The Desert Dispatch was a newspaper published in Barstow, California, from 1910 to 2017.

History

On July 15, 1910, T.G. Nicklin published the first edition of the Barstow Printer. Nicklin sold the paper in 1912 to F.M. LaSage.
In 1933, R.E. Forbush started the Barstow Weekly Review. In October 1936, Caryl Krouser purchased the Barstow Printer from Lloyd E. Tiernan, who operated the paper for two decades. That November, Krouser and Forbush merged their papers to form the Barstow Printer-Review.
On July 3, 1958, Charles K. Dooley, owner of the Colton Courier, published the first edition of the Desert Dispatch in Barstow. In October 1958, Courier Enterprises, owned by Dooley, acquired the Barstow Printer-Review from Caryl Krouser and absorbed it into the Dispatch.

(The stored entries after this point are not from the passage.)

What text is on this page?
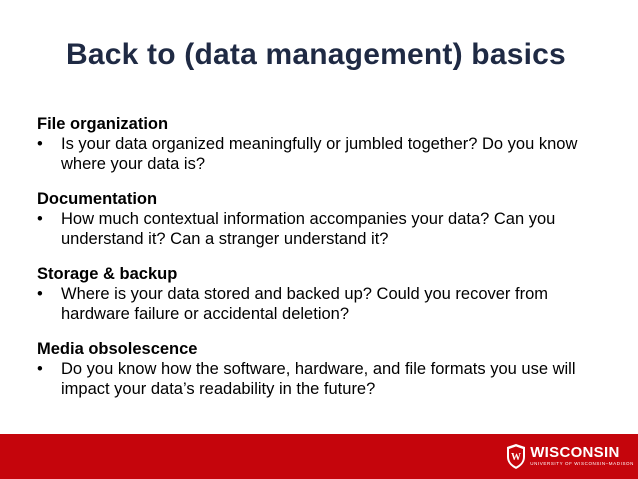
Back to (data management) basics
File organization
•	Is your data organized meaningfully or jumbled together? Do you know where your data is?
Documentation
•	How much contextual information accompanies your data? Can you understand it? Can a stranger understand it?
Storage & backup
•	Where is your data stored and backed up? Could you recover from hardware failure or accidental deletion?
Media obsolescence
•	Do you know how the software, hardware, and file formats you use will impact your data’s readability in the future?
W WISCONSIN
UNIVERSITY OF WISCONSIN–MADISON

In October 1959, the paper expanded print editions to five days a week. At that time it had a circulation of 30,000. A new press was installed in 1964.
In 1978, Dooley sold the paper to Thomson Newspapers, who traded it in 1995 to Freedom Communications. As of 2011, newspaper had a daily circulation of 3,259. In 2014, Freedom sold the Dispatch and Victorville Daily Press to New Media Investment Group. In 2017, the paper ceased.